Sancte - Je n'ai pas grand chose à cacher pour peu que l'on soit assez urbain pour venir me poser les bonnes questions, avec l'amabilité que commandent les bonnes moeurs. Pour vous répondre, je suis étudiant en voie de l'Eglise et comme chacun sait, cette vocation me pousse à parcourir les Provinces de notre Royaume en quête d'ouvrages rares dont seules certaines bibliothèques disposent. D'où la nécessité plus ou moins impérieuse de mes déplacements. Mais si la damoiselle Lily-Jane souhaitait faire don de plusieurs volumes théologiques à l'Université de Guyenne pour raréfier les déplacements des Réformés de Montauban, je pense que nous recevrons son geste avec la plus grande bienveillance.
AAP - Voilà qui est limpide : dame Lily-Jane sais ce qu'il lui reste à faire pour se réconcilier avec vous. Messer Sancte, merci d'avoir bien voulu répondre à ces quelques questions, nos lecteurs en seront assurément éclairés. Avant de terminer, avez-vous un commentaire à ajouter ou voyez-vous un point important que vous aurions oublié de soulever ?

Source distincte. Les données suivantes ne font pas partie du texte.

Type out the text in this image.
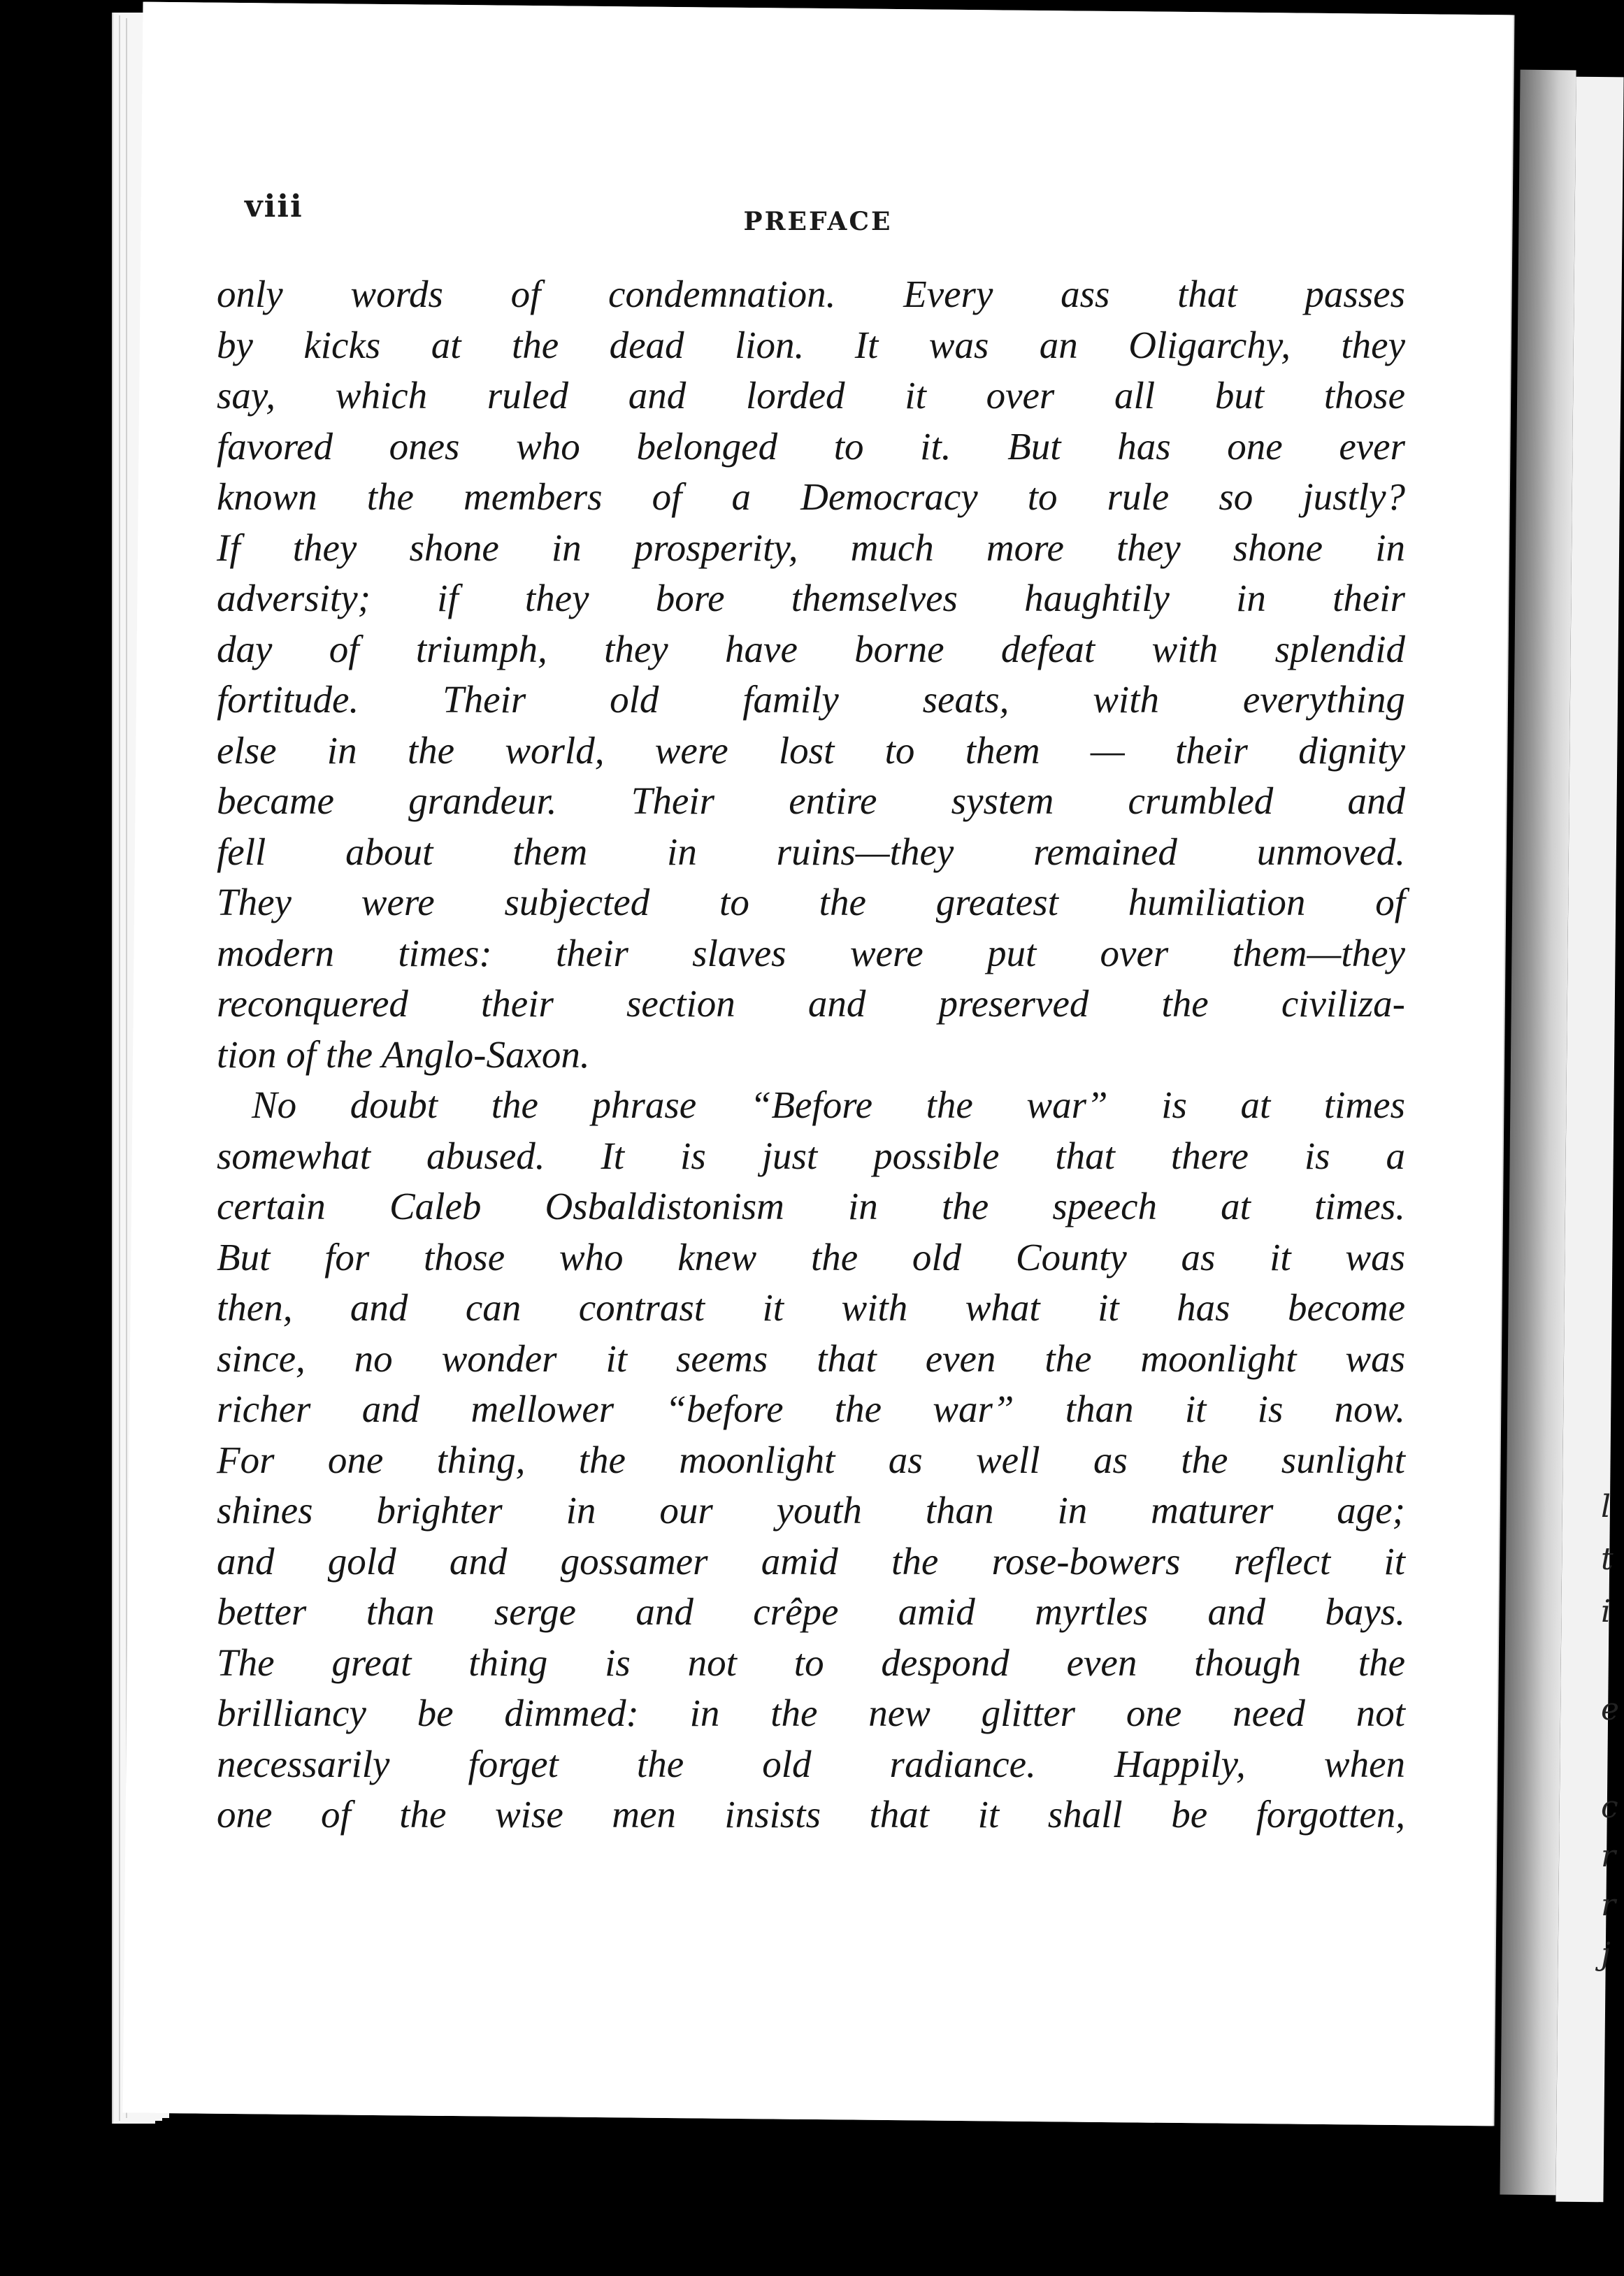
l
t
i
e
c
r
r
j
viii	PREFACE
only words of condemnation. Every ass that passes
by kicks at the dead lion. It was an Oligarchy, they
say, which ruled and lorded it over all but those
favored ones who belonged to it. But has one ever
known the members of a Democracy to rule so justly?
If they shone in prosperity, much more they shone in
adversity; if they bore themselves haughtily in their
day of triumph, they have borne defeat with splendid
fortitude. Their old family seats, with everything
else in the world, were lost to them — their dignity
became grandeur. Their entire system crumbled and
fell about them in ruins—they remained unmoved.
They were subjected to the greatest humiliation of
modern times: their slaves were put over them—they
reconquered their section and preserved the civiliza-
tion of the Anglo-Saxon.
No doubt the phrase “Before the war” is at times
somewhat abused. It is just possible that there is a
certain Caleb Osbaldistonism in the speech at times.
But for those who knew the old County as it was
then, and can contrast it with what it has become
since, no wonder it seems that even the moonlight was
richer and mellower “before the war” than it is now.
For one thing, the moonlight as well as the sunlight
shines brighter in our youth than in maturer age;
and gold and gossamer amid the rose-bowers reflect it
better than serge and crêpe amid myrtles and bays.
The great thing is not to despond even though the
brilliancy be dimmed: in the new glitter one need not
necessarily forget the old radiance. Happily, when
one of the wise men insists that it shall be forgotten,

Sancte - Effectivement. J'ai pu apprendre que certains représentants de l'Eglise ont fait passer Lily-Jane pour une victime des attaques du Lion de Juda. Ces propos sont aussi trompeurs qu'absurdes, chaque officier d'état-major sachant très bien qu'une simple lance ne peut partir à l'assaut du fortin d'une armée. Si il y a trois jours, Toulouse a perdu une armée, c'est parce que celle qui la dirigeait a commis la bêtise de se promener sur le territoire en quête d'offensives à mener sans avoir les renforts pour se le permettre. De même, j'ai ouï dire que la Guyenne s'était excusé auprès de Toulouse pour cet incident. Mais s'excuser de quoi ? Du fait que des Guyennois ne se laissent pas taper dessus sans réagir ? En vérité, chacun comprendra que cet incident accouche de trois conclusions limpides :
- Le comté de Tolosa confie le commandement de ses armées à des fillettes incompétentes.
- L'Église Aristotélicienne déforme toujours les faits à son avantage, pour rejeter ses turpitudes internes sur le dos d'hérétiques au bellicisme fantasmé.
- La diplomatie guyennoise conserve le doigt sur la couture de son pantalon : politique de génuflexions et éternelle posture de paillasson. Advienne que pourra, la Guyenne brillera. Jamais dans le présent, hélas.